By: Ellen Sheng

The Surprising Origins of the New York Stock Exchange

The ‘Buttonwood Agreement’—signed by 24 brokers under a tree—quietly launched one of the world’s most powerful trading markets.

Everett Collection Historical / Alamy Stock Photo
Published: January 27, 2026Last Updated: January 27, 2026

In May 1792, 24 New York brokers gathered under a buttonwood tree, or American sycamore, in Lower Manhattan to sign a two-sentence agreement, pledging to trade securities with one another at fixed commissions. Known as the “Buttonwood Agreement,” the deal marked the birth of what would eventually become the New York Stock Exchange (NYSE)—one of the world’s largest and most powerful stock exchanges.

Before Wall Street, Stocks and Bonds Were Sold in the Street

Before the Buttonwood Agreement, financial trading typically happened outdoors on the streets.
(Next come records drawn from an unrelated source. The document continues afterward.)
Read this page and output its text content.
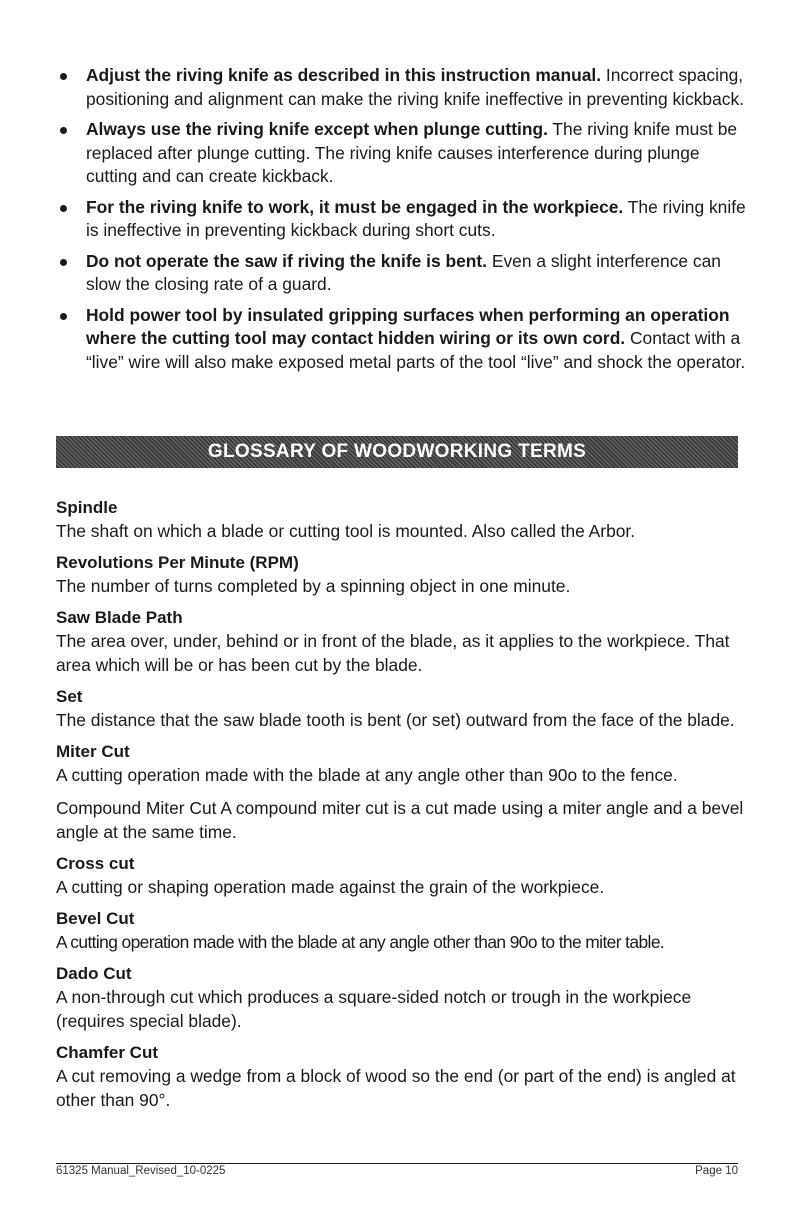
Adjust the riving knife as described in this instruction manual. Incorrect spacing, positioning and alignment can make the riving knife ineffective in preventing kickback.
Always use the riving knife except when plunge cutting. The riving knife must be replaced after plunge cutting. The riving knife causes interference during plunge cutting and can create kickback.
For the riving knife to work, it must be engaged in the workpiece. The riving knife is ineffective in preventing kickback during short cuts.
Do not operate the saw if riving the knife is bent. Even a slight interference can slow the closing rate of a guard.
Hold power tool by insulated gripping surfaces when performing an operation where the cutting tool may contact hidden wiring or its own cord. Contact with a “live” wire will also make exposed metal parts of the tool “live” and shock the operator.
GLOSSARY OF WOODWORKING TERMS
Spindle

The shaft on which a blade or cutting tool is mounted. Also called the Arbor.

Revolutions Per Minute (RPM)

The number of turns completed by a spinning object in one minute.

Saw Blade Path

The area over, under, behind or in front of the blade, as it applies to the workpiece. That area which will be or has been cut by the blade.

Set

The distance that the saw blade tooth is bent (or set) outward from the face of the blade.

Miter Cut

A cutting operation made with the blade at any angle other than 90o to the fence.

Compound Miter Cut A compound miter cut is a cut made using a miter angle and a bevel angle at the same time.

Cross cut

A cutting or shaping operation made against the grain of the workpiece.

Bevel Cut

A cutting operation made with the blade at any angle other than 90o to the miter table.

Dado Cut

A non-through cut which produces a square-sided notch or trough in the workpiece (requires special blade).

Chamfer Cut

A cut removing a wedge from a block of wood so the end (or part of the end) is angled at other than 90°.

61325 Manual_Revised_10-0225	Page 10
People gathered near Federal Hall in New York, where George Washington had been sworn in as president just years before. They bought and sold government bonds, early bank and insurance stocks as well as commodities like tobacco and beaver skins.

Financial markets grew quickly after Alexander Hamilton's financial revolution. The war for independence left the young nation drowning in debt. Treasury Secretary Hamilton, who had studied financial history and how exchanges had helped the Dutch and then the British become economic powerhouses, introduced a plan that made government bonds reliable and tradable.
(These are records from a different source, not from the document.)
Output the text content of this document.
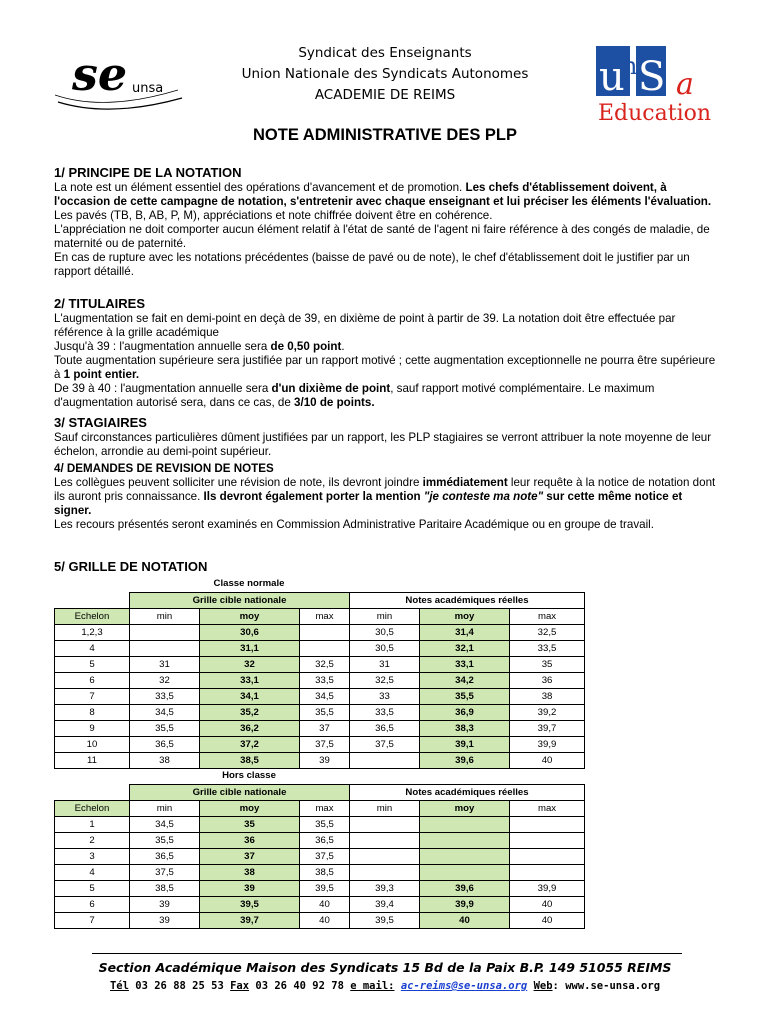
se unsa	u
n S a
Education
Syndicat des Enseignants
Union Nationale des Syndicats Autonomes
ACADEMIE DE REIMS
NOTE ADMINISTRATIVE DES PLP

1/ PRINCIPE DE LA NOTATION

La note est un élément essentiel des opérations d'avancement et de promotion. Les chefs d'établissement doivent, à l'occasion de cette campagne de notation, s'entretenir avec chaque enseignant et lui préciser les éléments l'évaluation.

Les pavés (TB, B, AB, P, M), appréciations et note chiffrée doivent être en cohérence.

L'appréciation ne doit comporter aucun élément relatif à l'état de santé de l'agent ni faire référence à des congés de maladie, de maternité ou de paternité.

En cas de rupture avec les notations précédentes (baisse de pavé ou de note), le chef d'établissement doit le justifier par un rapport détaillé.

2/ TITULAIRES

L'augmentation se fait en demi-point en deçà de 39, en dixième de point à partir de 39. La notation doit être effectuée par référence à la grille académique

Jusqu'à 39 : l'augmentation annuelle sera de 0,50 point.

Toute augmentation supérieure sera justifiée par un rapport motivé ; cette augmentation exceptionnelle ne pourra être supérieure à 1 point entier.

De 39 à 40 : l'augmentation annuelle sera d'un dixième de point, sauf rapport motivé complémentaire. Le maximum d'augmentation autorisé sera, dans ce cas, de 3/10 de points.

3/ STAGIAIRES

Sauf circonstances particulières dûment justifiées par un rapport, les PLP stagiaires se verront attribuer la note moyenne de leur échelon, arrondie au demi-point supérieur.

4/ DEMANDES DE REVISION DE NOTES

Les collègues peuvent solliciter une révision de note, ils devront joindre immédiatement leur requête à la notice de notation dont ils auront pris connaissance. Ils devront également porter la mention "je conteste ma note" sur cette même notice et signer.

Les recours présentés seront examinés en Commission Administrative Paritaire Académique ou en groupe de travail.

5/ GRILLE DE NOTATION

Classe normale
	Grille cible nationale			Notes académiques réelles		
Echelon	min	moy	max	min	moy	max
1,2,3		30,6		30,5	31,4	32,5
4		31,1		30,5	32,1	33,5
5	31	32	32,5	31	33,1	35
6	32	33,1	33,5	32,5	34,2	36
7	33,5	34,1	34,5	33	35,5	38
8	34,5	35,2	35,5	33,5	36,9	39,2
9	35,5	36,2	37	36,5	38,3	39,7
10	36,5	37,2	37,5	37,5	39,1	39,9
11	38	38,5	39		39,6	40
Hors classe
	Grille cible nationale			Notes académiques réelles		
Echelon	min	moy	max	min	moy	max
1	34,5	35	35,5			
2	35,5	36	36,5			
3	36,5	37	37,5			
4	37,5	38	38,5			
5	38,5	39	39,5	39,3	39,6	39,9
6	39	39,5	40	39,4	39,9	40
7	39	39,7	40	39,5	40	40
Section Académique Maison des Syndicats 15 Bd de la Paix B.P. 149 51055 REIMS
Tél 03 26 88 25 53 Fax 03 26 40 92 78 e mail: ac-reims@se-unsa.org Web: www.se-unsa.org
“This new country didn't have a very good economy in the beginning,” says Richard Sylla, professor emeritus at NYU’s Stern School of Business. “Hamilton knew if the United States is going to do well, it had to have something like what the Dutch and British did.”

Hamilton's reforms modernized American finance, creating a stable government bond market, a stable dollar—and the country's first (temporary) central bank. Trading and speculation surged.

Hamilton Builds the National Mint

Americans owe much of the U.S. financial system—including a unified national mint—to Alexander Hamilton.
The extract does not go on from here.